Entrevista da 2ª Alan Weisman, 66
Para escritor, crescimento populacional desenfreado
vai levar a mais problemas ambientais,
desastres naturais e fome
No mundo inteiro, cada vez mais mulheres têm menos filhos ""o suficiente
para que, em algum momento até o fim deste século, a população do
planeta alcance seu auge e comece a decrescer pela primeira vez na
história. Mesmo assim, o escritor americano Alan Weisman acha que não há
motivo para complacência em relação aos riscos da superpopulação.

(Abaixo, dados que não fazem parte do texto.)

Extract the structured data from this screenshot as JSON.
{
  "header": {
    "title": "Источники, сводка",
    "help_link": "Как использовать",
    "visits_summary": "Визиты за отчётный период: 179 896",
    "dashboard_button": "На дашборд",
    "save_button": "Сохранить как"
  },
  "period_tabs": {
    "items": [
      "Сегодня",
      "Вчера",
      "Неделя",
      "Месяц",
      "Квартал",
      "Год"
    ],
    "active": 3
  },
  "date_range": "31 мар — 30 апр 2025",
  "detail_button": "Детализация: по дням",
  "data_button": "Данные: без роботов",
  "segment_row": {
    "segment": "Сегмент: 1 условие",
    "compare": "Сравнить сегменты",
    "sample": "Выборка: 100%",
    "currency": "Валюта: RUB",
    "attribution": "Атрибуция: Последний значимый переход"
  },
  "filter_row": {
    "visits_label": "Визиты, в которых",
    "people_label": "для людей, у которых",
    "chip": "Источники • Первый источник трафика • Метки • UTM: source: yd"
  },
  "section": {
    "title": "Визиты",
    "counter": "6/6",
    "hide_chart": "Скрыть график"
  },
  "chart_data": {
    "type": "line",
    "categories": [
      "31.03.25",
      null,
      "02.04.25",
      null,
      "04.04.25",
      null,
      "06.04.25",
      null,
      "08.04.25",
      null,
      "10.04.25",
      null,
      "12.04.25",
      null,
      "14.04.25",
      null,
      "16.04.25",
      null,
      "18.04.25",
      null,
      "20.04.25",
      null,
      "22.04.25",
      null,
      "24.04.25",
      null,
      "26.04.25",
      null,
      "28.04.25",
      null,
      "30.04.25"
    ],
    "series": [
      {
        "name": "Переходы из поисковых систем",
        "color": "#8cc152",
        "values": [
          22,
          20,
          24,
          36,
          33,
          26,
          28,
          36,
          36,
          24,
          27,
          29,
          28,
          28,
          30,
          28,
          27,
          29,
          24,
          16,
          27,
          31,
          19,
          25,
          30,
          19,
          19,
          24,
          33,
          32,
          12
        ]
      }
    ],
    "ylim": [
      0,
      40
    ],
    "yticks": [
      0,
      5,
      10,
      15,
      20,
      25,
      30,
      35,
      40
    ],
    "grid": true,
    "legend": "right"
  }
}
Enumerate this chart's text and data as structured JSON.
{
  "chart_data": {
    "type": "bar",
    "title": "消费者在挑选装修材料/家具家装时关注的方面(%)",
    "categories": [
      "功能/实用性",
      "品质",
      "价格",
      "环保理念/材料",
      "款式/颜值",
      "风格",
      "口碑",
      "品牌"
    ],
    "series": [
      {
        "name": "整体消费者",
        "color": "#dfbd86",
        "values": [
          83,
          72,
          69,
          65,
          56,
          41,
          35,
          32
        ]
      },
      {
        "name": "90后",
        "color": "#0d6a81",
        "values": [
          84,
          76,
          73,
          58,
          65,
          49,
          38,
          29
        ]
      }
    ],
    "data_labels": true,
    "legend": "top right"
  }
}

Weisman, 66, está virando um especialista em examinar os efeitos da ação
dos bilhões de seres humanos vivos hoje sobre o planeta. Seu
best-seller "O Mundo sem Nós", de 2007, é um experimento mental sobre o
que aconteceria com a Terra se o Homo sapiens deixasse de existir da
noite para o dia.
Recentemente, ele lançou "Countdown: Our Last, Best Hope for a Future on
Earth?" ("Contagem Regressiva: Nossa Última e Melhor Esperança para um
Futuro na Terra?"), que imagina uma solução menos draconiana para os
problemas ambientais e políticos do mundo: um esforço consciente para
que todas as famílias do mundo tenham acesso a métodos anticoncepcionais
seguros e baratos, o que garantiria uma população máxima de 9 bilhões
de pessoas em 2100.
Folha - Depois de escrever dois livros sobre como seria bom haver
menos gente no mundo, o senhor já chegou a ser acusado de ser um
misantropo?
Alan Weisman - Eu amo a minha espécie e não acho que estejamos
prontos para a extinção. O que fiz no meu livro anterior (O Mundo sem
nós) foi retirar os seres humanos do quadro de maneira teórica, para
mostrar o tamanho da pressão diária que exercemos sobre o planeta e
pensar "bem, e agora, como fazemos para trazer as pessoas de volta a
esse quadro sem causar tanto estrago?".
Contudo, no epílogo do livro, tive de mencionar um fato perturbador: a
cada quatro dias e meio, estamos trazendo mais 1 milhão de pessoas ao
mundo, e isso não é algo sustentável. E é incrível como quase todo mundo
entendeu isso muito bem e concordou comigo.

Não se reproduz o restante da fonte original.